Although mobility of both health professionals and patients has increased, comparative research on the scope of practice of health professionals has so far been limited. There is a clear need for a much better understanding of the scope of general practice across Europe. Regardless of differences in primary care systems and cultural and historical context, GPs in each country face common challenges such as lack of time for patients, financial constraints, difficulties in coordination of services, working in multidisciplinary teams, as well as the issues arising with an ageing population. Finally, it is important to note that the differences identified in this paper have strong historical roots, grounded on the different national experiences.
What is known about the topic?
The current EU Directive 2005/36/EC has established a minimum training duration for post-graduate medical qualifications, leaving definitions of skills required and scope of practice to national authorities. Increased mobility of health professionals and lack of standardization is leading to concerns regarding fitness to practise safely in another European country and quality of care. However, there is little comparative research on GPs across Europe.
What does this study add to the literature?
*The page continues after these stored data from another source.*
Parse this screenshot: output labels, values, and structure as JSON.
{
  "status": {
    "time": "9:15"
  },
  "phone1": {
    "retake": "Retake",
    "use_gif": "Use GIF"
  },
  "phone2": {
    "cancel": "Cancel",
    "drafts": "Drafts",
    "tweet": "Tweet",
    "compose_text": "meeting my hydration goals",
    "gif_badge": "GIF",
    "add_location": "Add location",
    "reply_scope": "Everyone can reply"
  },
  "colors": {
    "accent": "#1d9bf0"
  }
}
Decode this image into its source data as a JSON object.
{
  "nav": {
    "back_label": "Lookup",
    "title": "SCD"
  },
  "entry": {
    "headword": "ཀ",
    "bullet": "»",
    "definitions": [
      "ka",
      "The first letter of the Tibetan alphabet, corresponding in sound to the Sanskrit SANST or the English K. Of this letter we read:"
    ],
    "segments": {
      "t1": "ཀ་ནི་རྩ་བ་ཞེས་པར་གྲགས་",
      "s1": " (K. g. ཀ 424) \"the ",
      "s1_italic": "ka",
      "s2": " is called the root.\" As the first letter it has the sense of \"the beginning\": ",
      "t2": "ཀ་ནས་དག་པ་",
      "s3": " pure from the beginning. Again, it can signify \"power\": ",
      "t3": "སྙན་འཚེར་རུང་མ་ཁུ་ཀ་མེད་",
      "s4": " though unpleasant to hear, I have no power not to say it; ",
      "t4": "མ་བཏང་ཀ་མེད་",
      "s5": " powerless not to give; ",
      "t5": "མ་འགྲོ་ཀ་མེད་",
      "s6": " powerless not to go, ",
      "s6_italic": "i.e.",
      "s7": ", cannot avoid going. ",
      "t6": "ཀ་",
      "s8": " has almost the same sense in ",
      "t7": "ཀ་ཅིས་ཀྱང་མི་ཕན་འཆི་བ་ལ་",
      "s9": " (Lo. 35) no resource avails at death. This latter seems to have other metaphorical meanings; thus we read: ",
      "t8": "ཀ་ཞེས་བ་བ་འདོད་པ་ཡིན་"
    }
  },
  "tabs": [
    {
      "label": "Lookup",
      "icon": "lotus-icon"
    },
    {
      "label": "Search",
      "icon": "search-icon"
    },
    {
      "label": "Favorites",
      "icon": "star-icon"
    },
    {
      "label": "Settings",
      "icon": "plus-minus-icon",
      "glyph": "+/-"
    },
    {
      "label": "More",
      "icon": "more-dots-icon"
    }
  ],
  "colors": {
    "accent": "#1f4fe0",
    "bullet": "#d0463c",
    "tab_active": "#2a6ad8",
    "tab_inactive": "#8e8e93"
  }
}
This paper seeks to address this gap by examining the commonalities and differences in training, continuing professional development, scope of practice, ethical issues and areas that could be improved in England, Germany, and Spain. Regardless of the differences in primary care systems, GPs in each country reported facing common challenges such as the lack of time for patients, financial constraints, difficulties in coordination services, the need to work more effectively in multidisciplinary teams, as well as the issues arising with an ageing population. This paper maps out the situation as at 2015, prior to the UK's referendum on membership of the EU although the implications of this vote remain extremely unclear, although in the worst scenario, they could see many of the existing EU arrangements and legislation to assure professional mobility dismantled, to the severe disadvantage of the UK.